Love, let us say it frankly, is the most demanding of all the commandments. It is why love stands as the first and the greatest of all. Therefore, he who loves, for having complied with the most complicated, can easily fulfill all the other commandments without any difficulty. When one finds it hard to love others, it is a sign that he does not truly love God. And if we make it the more complicated to love God, it is simply because we do not rightly love ourselves.

Some people have understood the love for the self as selfishness. And because limiting all things to the narcissism and a chronic navel-gazing, they have fallen into the idolatry of the self. The egotists think the world boils down to them. On the contrary, the love for oneself that the Lord recommends is about not to hurt ourselves with evil. By not hurting oneself, man learns to value others and does nothing that could hurt them. Because we seek life for ourselves as a great treasure, we will also wish life to others. People who are ready to do all kinds of evils to others express through their actions their inner void, the absence of love from their heart.

Our world is the way it is today, simply because many people do not truly love themselves. And because they do not love themselves, they think it is others who do not love them. As consequence, they do all kinds of evil to harm others. In so doing, though they think to satisfy their deficiency of love, they instead dig a worse abyss of hatred and sinfulness. Love and only love can fill our deficit of love and the gulf of evil. Therefore, believe that you are loved just the way you are, and you will as well start loving others just the way they are.

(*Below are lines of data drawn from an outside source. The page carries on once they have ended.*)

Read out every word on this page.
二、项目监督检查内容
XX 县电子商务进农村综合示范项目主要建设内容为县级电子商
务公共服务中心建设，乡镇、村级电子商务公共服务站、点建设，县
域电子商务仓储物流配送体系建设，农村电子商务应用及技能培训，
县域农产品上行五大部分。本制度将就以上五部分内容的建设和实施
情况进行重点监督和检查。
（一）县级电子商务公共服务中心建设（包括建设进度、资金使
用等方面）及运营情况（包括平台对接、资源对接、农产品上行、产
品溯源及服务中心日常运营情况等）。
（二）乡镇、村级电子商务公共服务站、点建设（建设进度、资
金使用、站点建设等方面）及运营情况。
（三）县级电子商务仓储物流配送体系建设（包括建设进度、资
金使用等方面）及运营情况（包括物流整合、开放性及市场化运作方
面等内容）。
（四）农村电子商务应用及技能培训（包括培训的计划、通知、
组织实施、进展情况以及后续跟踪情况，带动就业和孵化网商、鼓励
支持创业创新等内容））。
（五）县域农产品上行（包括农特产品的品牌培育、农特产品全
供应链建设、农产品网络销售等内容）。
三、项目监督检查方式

As Christians, we have the mission to become good models. People by looking at us living must notice how good and how great is the love we have for God and the love the Lord has for us. Though we are sinners, love is what moves us onward. It is love that makes us turn from all kind of idolatry, especially, the idolatry of the self, to embrace and serve God through serving our brothers and sisters.

When we truly love, we come to realize that the Lord is our all, our strength, our fortress, our deliverer, our refuge. We said last Sunday that all were from God and belong to God. The counter side of this is that God is our all. He who loves is assured of God’s love and fears nothing. He who does not love dwells in his fears and is haunted by them. The hater fears anything and anyone and sees them as his potential enemies. Therefore, to defend himself from them, he has no other option than to hurt them. Love is the solution of all, hatred is the poison of one’s life. And let us conclude with these words of Mother Teresa inviting to the practicality of love, she said: “Poverty is not made by GOD, it is created by you and me when we don't share what we have.” Love others as you love yourself, share with others as you will like them to share with you. For, just as God loves the poor, so he loves those who care for the poor more.